A recent report from the Central bank of Nigeria (CBN) has shown that short term deposits of less than 30 days constitutes 73.3 per cent of banks’ deposits while long-term deposits of more than three years accounted for only a negligible 1.0 per cent. Deposits of between three months and one year accounts for the differential.
Banks have been largely berated for not lending enough to the productive sector of the economy. The banks on the other hand often argued that loans requirement of that sector are predominantly long-term and as such cannot be accommodated by the structure of their deposits.
On the lending side, the Financial Stability Report of the CBN indicated that banks’ outstanding credits as at June 2011 indicated that loans of short-term maturity – one year and below – accounted for 62.2 per cent of the banks’ total loans and advances structure for the period.? The medium term loans – one year and above – accounted for 14.6 percent while long term – three years and above accounted for 23.2 per cent.

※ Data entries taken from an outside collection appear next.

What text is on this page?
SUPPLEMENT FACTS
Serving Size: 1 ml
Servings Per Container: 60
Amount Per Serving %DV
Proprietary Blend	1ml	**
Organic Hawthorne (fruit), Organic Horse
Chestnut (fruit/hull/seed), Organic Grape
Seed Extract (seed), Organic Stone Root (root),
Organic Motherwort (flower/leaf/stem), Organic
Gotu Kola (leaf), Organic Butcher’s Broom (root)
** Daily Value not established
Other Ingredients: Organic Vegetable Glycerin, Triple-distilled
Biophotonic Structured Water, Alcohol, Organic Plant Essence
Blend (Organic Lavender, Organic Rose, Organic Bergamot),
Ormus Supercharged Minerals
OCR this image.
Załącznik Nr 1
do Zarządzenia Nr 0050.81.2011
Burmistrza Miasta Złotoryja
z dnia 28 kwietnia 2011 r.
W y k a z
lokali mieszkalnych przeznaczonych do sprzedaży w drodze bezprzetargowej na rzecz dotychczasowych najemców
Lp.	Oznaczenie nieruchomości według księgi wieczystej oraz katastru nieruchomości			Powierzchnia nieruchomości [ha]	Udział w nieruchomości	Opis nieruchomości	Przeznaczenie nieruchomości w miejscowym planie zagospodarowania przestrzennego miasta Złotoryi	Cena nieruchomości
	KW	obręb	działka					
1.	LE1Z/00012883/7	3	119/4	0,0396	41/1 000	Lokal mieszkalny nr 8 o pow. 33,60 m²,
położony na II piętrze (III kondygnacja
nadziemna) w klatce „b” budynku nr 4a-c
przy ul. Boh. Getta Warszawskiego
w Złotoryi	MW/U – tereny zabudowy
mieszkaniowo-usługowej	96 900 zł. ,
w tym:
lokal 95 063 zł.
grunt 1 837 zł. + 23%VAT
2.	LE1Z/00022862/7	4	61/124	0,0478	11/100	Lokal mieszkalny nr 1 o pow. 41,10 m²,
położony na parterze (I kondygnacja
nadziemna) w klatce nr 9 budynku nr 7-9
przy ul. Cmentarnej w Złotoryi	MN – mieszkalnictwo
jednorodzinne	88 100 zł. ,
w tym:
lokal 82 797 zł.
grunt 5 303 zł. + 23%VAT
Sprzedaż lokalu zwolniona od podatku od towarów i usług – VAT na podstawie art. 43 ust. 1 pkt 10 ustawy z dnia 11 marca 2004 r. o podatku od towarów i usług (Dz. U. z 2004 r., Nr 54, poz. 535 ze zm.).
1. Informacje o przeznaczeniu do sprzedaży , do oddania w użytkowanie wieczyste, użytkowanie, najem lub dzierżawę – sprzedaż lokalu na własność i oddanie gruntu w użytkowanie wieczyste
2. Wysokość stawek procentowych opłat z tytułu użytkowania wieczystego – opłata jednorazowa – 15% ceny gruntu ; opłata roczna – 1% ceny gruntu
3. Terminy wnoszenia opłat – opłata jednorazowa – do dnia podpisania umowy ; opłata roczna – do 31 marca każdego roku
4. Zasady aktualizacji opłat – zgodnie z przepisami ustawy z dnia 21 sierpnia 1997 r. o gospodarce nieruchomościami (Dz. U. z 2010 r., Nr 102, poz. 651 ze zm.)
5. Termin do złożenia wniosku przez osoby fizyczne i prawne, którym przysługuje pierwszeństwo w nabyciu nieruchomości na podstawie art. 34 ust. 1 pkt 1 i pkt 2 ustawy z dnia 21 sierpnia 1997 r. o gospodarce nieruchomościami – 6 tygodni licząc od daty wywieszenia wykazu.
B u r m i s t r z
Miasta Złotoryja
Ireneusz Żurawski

Data from the CBN’s Money and Credit Statistics indicates that banks extended a whopping N12.9 trillion as loans to the private sector as at December 2011 compared to a total of N8.5 trillion extended as at the end of May 2009 just prior to the commencement of the Sanusi regime and consequent banking reforms. However, as indicated by the FSR report, the bulk of these loans and advances are short term in nature.
Recall that prior to the reforms banks were averse to lending to the private productive sector because of the attendant high risk. The bulk of the credit in their kitty was utilised on insider related credit as well in funding margin trading activities on the Nigerian stock market, which resulted in Non-performing loans (NPLs) taking over more than a third of total banking credit.
Since the commencement of the reforms, banks have systematically increased their intervention in the funding requirements of the private sector as indicated by the data, which showed that over the level of N9.7 trillion at end-December 2010, aggregate banking system credit to the private sector rose by 33.3 per cent, due, largely, increase in claims on the private sector.